Comparison of measured results

int main()
{
    // Seed with a real random value, if available
    std::random_device rd;
    std::mt19937 gen(rd());
    std::uniform_real_distribution<> dist(0, 0.01);
    
    float16_t lhs[4096] = {0};
    float16_t rhs[4096] = {0};
    for (int i = 0; i < 4096; i++) {
        lhs[i] =  dist(gen);
        rhs[i] =  dist(gen);
    }
    float16_t res_fp16 = 0;
    float res_fp32 = 0;

    for (int i = 0; i < 4096; i++) {
        res_fp16 += lhs[i] * rhs[i];
        res_fp32 += lhs[i] * rhs[i];
    }
    std::cout << "fp16 " << res_fp16 << std::endl;
    std::cout << "fp32 " << res_fp32 << std::endl;
    wirte2file("/data/local/tmp/lhs", reinterpret_cast<char*>(lhs), 8192);
    wirte2file("/data/local/tmp/rhs", reinterpret_cast<char*>(rhs), 8192);
}

Result Output:

fp16 0.0942383
fp32 0.103176

The relative error is up to 8.1%. No wonder the feedback is problematic.

dim absolute error
100 1.63913e-07
1000 -0.00033829
2000 -0.000909835
4000 -0.00924221

golden Where do data errors come from?

The actual generation of golden data also takes into account the effect of differences in value types, so why is there still an error?

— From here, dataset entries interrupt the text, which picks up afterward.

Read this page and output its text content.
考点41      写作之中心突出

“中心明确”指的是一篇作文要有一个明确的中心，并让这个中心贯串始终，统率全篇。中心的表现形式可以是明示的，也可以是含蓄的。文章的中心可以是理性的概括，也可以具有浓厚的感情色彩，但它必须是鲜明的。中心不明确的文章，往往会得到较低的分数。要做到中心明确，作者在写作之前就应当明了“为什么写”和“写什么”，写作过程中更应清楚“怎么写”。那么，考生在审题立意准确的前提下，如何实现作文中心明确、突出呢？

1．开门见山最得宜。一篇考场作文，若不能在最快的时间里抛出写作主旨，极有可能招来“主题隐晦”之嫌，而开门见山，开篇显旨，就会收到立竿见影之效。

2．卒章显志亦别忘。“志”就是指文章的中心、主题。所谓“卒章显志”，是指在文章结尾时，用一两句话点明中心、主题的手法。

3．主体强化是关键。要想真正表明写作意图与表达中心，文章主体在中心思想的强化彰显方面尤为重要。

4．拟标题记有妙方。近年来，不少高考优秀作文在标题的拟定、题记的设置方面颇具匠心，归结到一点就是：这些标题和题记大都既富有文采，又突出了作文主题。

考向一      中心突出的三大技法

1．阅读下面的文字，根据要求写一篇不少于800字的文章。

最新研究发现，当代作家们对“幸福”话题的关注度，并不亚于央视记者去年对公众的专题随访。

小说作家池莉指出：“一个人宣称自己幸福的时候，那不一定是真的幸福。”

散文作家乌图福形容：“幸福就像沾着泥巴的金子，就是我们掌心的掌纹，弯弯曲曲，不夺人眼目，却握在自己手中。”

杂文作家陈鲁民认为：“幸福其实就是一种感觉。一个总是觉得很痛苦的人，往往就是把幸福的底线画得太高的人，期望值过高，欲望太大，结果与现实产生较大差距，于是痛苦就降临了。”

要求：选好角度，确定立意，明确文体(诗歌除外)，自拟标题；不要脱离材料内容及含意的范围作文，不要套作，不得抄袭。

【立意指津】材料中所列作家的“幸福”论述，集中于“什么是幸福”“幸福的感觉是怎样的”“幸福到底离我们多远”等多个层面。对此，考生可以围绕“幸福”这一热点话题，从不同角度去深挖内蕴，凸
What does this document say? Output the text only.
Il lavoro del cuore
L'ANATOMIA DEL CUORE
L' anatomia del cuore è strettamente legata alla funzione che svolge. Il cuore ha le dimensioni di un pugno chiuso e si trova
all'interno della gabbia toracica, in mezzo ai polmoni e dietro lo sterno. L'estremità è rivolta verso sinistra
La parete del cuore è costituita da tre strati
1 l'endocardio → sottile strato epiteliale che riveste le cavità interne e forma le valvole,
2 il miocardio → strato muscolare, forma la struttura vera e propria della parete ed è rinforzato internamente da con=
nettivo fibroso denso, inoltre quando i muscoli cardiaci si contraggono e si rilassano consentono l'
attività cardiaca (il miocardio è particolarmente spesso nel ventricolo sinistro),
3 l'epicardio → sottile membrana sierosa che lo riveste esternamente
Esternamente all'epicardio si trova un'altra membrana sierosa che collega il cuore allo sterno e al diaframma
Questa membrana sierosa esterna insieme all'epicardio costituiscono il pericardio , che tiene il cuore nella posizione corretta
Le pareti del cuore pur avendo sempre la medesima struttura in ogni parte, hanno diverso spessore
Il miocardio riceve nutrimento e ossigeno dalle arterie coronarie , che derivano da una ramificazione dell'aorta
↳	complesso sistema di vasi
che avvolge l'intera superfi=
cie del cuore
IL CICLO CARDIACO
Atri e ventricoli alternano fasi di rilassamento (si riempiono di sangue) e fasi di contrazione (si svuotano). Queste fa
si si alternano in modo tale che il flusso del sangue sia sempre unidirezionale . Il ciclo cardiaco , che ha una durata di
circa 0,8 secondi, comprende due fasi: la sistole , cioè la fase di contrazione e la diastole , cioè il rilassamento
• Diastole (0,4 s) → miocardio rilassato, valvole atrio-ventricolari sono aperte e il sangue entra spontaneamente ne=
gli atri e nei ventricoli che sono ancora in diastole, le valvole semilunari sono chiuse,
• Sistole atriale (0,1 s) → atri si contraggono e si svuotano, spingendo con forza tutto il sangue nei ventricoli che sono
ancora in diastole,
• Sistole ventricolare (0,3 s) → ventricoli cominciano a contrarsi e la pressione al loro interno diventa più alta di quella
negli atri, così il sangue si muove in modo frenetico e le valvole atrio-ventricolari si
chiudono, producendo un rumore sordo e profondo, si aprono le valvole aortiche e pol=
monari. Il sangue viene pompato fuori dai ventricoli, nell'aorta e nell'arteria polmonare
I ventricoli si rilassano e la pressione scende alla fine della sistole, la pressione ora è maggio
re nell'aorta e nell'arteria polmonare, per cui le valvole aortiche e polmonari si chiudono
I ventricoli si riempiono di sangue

Comparing dot's line of sight to the direct cumulative result

import numpy as np
import torch

lhs = ("lhs",dtype=np.float16)
rhs = ("rhs",dtype=np.float16)

lhs = torch.from_numpy(lhs)
rhs = torch.from_numpy(rhs)

res = ([1]).half()
res[0] = 0
for i in range(4096):
    res += lhs[i:i+1] * rhs[i:i+1]

print(res)
print((lhs, rhs))
tensor([0.0942], dtype=torch.float16)
tensor(0.1041, dtype=torch.float16)

The result is correct. torch's dot implementation probably uses a higher value type for the accumulation.